RegularizedSteinThinning

Bases: Module

Regularized Stein thinning with the Langevin Stein operator and IMQ kernel.

Adds an entropy-style regularization term based on the target log-density.

Parameters:

  • x (JaxArray) –

    Samples to thin of shape (N, d).

  • log_p (JaxArray) –

    Target log-density evaluated at x of shape (N,).

  • score_p (JaxArray) –

    Scores of the target log-density at x (i.e., ∇_x log p(x)), of shape (N, d).

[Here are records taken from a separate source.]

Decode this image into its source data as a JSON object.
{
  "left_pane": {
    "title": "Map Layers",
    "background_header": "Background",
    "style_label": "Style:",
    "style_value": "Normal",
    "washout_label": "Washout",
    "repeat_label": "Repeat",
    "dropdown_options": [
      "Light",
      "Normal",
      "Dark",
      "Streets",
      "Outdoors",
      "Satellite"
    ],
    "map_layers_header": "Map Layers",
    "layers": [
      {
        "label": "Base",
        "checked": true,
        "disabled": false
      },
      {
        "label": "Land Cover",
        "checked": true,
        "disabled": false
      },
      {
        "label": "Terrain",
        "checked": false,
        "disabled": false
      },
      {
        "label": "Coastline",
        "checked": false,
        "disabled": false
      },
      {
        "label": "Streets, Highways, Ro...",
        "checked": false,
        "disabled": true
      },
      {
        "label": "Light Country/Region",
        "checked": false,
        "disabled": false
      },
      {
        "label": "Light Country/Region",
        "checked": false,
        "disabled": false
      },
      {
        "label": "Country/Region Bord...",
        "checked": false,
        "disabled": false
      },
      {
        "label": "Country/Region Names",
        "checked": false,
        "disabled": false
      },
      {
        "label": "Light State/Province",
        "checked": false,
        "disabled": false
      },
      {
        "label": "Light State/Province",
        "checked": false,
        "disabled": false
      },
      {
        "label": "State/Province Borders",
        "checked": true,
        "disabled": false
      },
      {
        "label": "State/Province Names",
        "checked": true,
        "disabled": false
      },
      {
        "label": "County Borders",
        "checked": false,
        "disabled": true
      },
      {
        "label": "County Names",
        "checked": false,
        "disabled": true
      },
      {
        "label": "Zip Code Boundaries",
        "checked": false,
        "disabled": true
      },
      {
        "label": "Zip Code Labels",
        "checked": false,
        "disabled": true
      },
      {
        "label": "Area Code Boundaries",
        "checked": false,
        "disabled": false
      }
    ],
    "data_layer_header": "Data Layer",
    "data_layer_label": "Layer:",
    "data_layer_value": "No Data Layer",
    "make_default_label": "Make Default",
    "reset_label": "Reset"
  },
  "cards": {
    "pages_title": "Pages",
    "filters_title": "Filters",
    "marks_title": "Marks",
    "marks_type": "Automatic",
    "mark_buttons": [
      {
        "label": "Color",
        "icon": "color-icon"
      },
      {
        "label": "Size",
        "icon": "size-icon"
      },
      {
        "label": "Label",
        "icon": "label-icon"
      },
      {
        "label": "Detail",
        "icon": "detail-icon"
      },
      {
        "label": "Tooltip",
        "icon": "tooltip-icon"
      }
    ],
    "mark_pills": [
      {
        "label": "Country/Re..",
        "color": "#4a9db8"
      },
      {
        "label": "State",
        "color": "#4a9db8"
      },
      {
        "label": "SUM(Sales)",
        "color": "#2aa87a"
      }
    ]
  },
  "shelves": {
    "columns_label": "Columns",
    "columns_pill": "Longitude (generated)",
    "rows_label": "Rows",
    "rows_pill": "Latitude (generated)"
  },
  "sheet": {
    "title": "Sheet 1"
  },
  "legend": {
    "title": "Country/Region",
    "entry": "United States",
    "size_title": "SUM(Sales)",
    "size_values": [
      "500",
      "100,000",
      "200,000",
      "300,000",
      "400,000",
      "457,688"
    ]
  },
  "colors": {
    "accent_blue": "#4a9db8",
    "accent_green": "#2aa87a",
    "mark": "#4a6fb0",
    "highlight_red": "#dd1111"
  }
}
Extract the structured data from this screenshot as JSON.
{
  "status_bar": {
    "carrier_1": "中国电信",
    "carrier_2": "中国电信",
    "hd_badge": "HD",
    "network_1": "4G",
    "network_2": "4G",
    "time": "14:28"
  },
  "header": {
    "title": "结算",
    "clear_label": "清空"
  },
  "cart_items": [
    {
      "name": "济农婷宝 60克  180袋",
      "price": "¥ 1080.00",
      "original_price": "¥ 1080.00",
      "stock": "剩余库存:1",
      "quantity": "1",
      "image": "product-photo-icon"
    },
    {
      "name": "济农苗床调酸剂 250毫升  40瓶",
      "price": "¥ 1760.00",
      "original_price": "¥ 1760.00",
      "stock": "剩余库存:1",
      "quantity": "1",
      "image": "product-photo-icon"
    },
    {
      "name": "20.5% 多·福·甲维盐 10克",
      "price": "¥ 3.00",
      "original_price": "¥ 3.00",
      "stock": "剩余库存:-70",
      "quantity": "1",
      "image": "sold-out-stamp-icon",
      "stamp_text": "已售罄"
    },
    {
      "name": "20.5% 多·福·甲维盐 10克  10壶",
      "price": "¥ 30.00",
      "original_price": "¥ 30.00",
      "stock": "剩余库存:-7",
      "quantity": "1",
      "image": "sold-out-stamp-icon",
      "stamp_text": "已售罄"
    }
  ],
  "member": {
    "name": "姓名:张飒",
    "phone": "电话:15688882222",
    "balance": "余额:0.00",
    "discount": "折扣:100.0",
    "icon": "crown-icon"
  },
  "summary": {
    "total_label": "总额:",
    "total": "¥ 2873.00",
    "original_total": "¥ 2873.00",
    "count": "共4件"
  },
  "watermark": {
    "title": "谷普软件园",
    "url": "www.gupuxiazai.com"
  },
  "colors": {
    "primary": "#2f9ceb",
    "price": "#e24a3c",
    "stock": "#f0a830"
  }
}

  • laplace_log_p (JaxArray) –

    Laplacian of the log-density at x, of shape (N,).

  • lengthscale (float) –

    IMQ kernel lengthscale. If None, uses the median heuristic on x.

  • stein_kernel (Callable) –

    A Stein kernel function with signature stein_kernel(xi, si, xj, sj, *, lengthscale) -> scalar. Defaults to :func:kernax.kernels.SteinIMQ.

__call__

__call__(m, weight_entropy=None)

Select a subset of size m via regularized Stein thinning.

Parameters:

  • m (int) –

    Number of points to select (must be <= N).

  • weight_entropy (float, default: None ) –

    Strength of the entropy regularization. Defaults to 1.0 / m.

Returns:

  • indices ( JaxArray ) –

    Indices of the selected points into x, of shape (m,).

SteinThinning

Bases: Module

Greedy Stein thinning with the Langevin Stein operator and IMQ kernel.

Once instantiated, the module can be called with an integer m to select m representative indices from the dataset by greedily minimizing the Stein objective (Riabiz et al., 2022).

Parameters:

  • x (JaxArray) –

    Samples to thin of shape (N, d).

  • score_p (JaxArray) –

    Scores of the target log-density evaluated at x (i.e., ∇_x log p(x)) of shape (N, d).

  • lengthscale (float) –

    IMQ kernel lengthscale. If None, uses the median heuristic on x.

  • stein_kernel (Callable) –

    A Stein kernel function with signature stein_kernel(xi, si, xj, sj, *, lengthscale) -> scalar. Defaults to :func:kernax.kernels.SteinIMQ.

__call__

__call__(m)

Select a subset of size m via greedy Stein thinning.

Parameters:

  • m (int) –

    Number of points to select (must be <= N).

Returns:

  • indices ( JaxArray ) –

    Indices of the selected points into x, of shape (m,).